Длинный царский обоз с богато украшенными каретами и гарцующими всадниками по обеим его сторонам был великолепен. Холеного вороного коня, на котором восседал государь, вели под уздцы два крепких стрельца, одетые в нарядные красные кафтаны, украшенные золотым шитьем, с белой перевязью на груди.
Конскую морду вороного накрывала «ремша» – изогнутая металлическая пластина, декорированная растительным орнаментом. В центре красовалось изображение двуглавого орла под короной. Убор коня был дополнен подшейной кистью из серебряных нитей. На ногах – чеканные золоченые наколенники с серебряными «гремячими» цепями, которые при ходьбе издавали мелодичный серебряный звон.
Государь благосклонно и задумчиво поглядывал по сторонам, и Феодосия догадалась, что сегодня у того благодушное и умильное настроение.
Издалека было видно, как к государю на коне подъехал боярин Никита Иванович Одоевский, оставшийся управлять Москвой во время отсутствия царя. Боярин был одет по-дорожному: скакал много верст из Москвы. Пока он докладывал, наклонившись к государю, лицо последнего все больше хмурилось.
Позади Алексея Михайловича на сильных жеребцах в ратной сбруе ехали бояре, окольничие, думские люди, стряпчие и еще дворяне по трое в ряд. Государев обоз сопровождали постельничий, семь молодых дворян, кареты с боярынями и дворянскими женами, телеги с продовольствием и всем необходимым для охоты. Замыкали шествие стрельцы, которые держали в руках пищали, сабли и бердыши. Через их плечи были перекинуты «берендейки»: одинаковые ремни с деревянными пенальчиками для пороховых зарядов. Некоторые молодцы держали в руках охотничьи рожки, в которые гулко и празднично трубили, нарушая громкими звуками природную гармонию.
Всадники и кареты скрылись. И теперь только ветер гулко шумел, запутавшись в кронах деревьев.
Феодосия стояла на поляне, посреди окружавших ее высоких кленов, густых раскидистых елей, зеленых берез и рябин, слушала, как гулко, шумно и радостно гудят качающиеся на ветру кроны деревьев, взволнованно трепеща и пробуждаясь к новому дню. Сердце боярышни чутко впитывало окружающую первозданную естественную красоту леса, чарующее пенье и щелканье птиц.

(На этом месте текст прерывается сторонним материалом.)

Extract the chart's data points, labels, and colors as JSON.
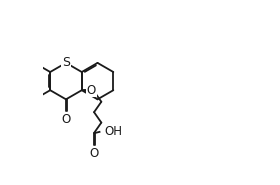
{
  "bg_color": "#ffffff",
  "line_color": "#1a1a1a",
  "label_color": "#1a1a1a",
  "line_width": 1.3,
  "font_size": 8.5,
  "xlim": [
    -1.0,
    7.5
  ],
  "ylim": [
    -4.5,
    3.5
  ]
}
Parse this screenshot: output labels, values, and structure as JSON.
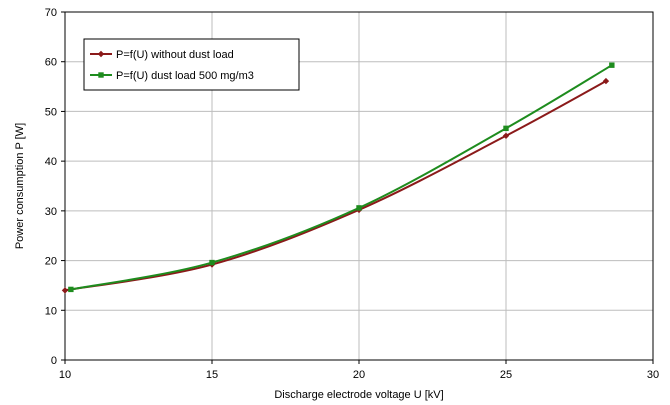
{
  "chart_data": {
    "type": "line",
    "title": "",
    "xlabel": "Discharge electrode voltage U  [kV]",
    "ylabel": "Power consumption P [W]",
    "xlim": [
      10,
      30
    ],
    "ylim": [
      0,
      70
    ],
    "x_ticks": [
      "10",
      "15",
      "20",
      "25",
      "30"
    ],
    "y_ticks": [
      "0",
      "10",
      "20",
      "30",
      "40",
      "50",
      "60",
      "70"
    ],
    "grid": true,
    "legend_position": "top-left",
    "series": [
      {
        "name": "P=f(U) without dust load",
        "color": "#8b1a1a",
        "marker": "diamond",
        "x": [
          10.0,
          15.0,
          20.0,
          25.0,
          28.4
        ],
        "y": [
          14.0,
          19.2,
          30.2,
          45.1,
          56.1
        ]
      },
      {
        "name": "P=f(U) dust load 500 mg/m3",
        "color": "#1e8c1e",
        "marker": "square",
        "x": [
          10.2,
          15.0,
          20.0,
          25.0,
          28.6
        ],
        "y": [
          14.2,
          19.6,
          30.6,
          46.6,
          59.3
        ]
      }
    ]
  }
}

«Да разве же может какой человек превзойти всю эту дивную красоту и величие матушки природы? Даже если бы это был сам государь», – подумала боярышня. И, как будто откликаясь на ее мысли, из чащи вновь донеслось такое нежное и переливчато токующее птичье пение, что сердце чуткой ко всякой фальши девушки взволнованно вздрогнуло навстречу этим жизнерадостным звукам и затрепетало.
Постояв какое-то время, она плавным движением забросила за спину выбившуюся из-под платка русую косу и деловито полезла в малинник.
Наполнив доверху свои лукошки ягодой, Феодосия позвала мирно дремавшего в траве Трезора и пошла к полю.
Солнце стояло уже высоко и припекало. Под ленивыми порывами нагретого на солнце ветра медленно колыхались духмяные луговые травы и медоносные цветы. Жужжали над ними трудолюбивые пчелы, гудели шмели, порхали бабочки и стрекозы. Над полем низко летали ласточки и стрижи. Со стороны реки доносились оживленные голоса, кто-то затягивал долгую песню, слышался смех, чьи-то переклички. Это крестьяне, не дожидаясь общего выезда на сенокос, расположившись на привал с бабами, девушками и грудными младенцами, косили траву. По полю за косцами шли крестьянки. Уверенными взмахами грабель они трепали скошенную траву, чтобы солнце и ветер могли хорошенько ее просушить.
Феодосия увидела, как из леса к деревне по полю потянулась вереница усталой, одетой в простую светлую одежду молодежи. Парни и девушки возвращались парами и гуртом, выводя чистыми, звучными сильными голосами протяжные песни.
* * *
– Ау! Феодосьюшка! Ты где, сестрица? Ау! – зазвенел над васильками с ромашками взволнованный девичий голосок.
И вслед за этим, быстро-быстро замелькала в высокой траве пшеничная коса и белый плат. Растревожилась и взмыла кверху овсянка, высиживающая среди густых и цветущих трав птенцов. Её вспугнул стремительный бег крепких загорелых ног, шелест пряных и душных трав, покорно прильнувших к развевающемуся сарафану бегущей девушки.
– Ау, Евдокия! Иди сюда! Я здесь. Ау! – отозвалась Феодосия и поднялась с примятой травяной ложбинки, на которой до этого беззаботно лежала, любуясь лениво плывущей вереницей облаков.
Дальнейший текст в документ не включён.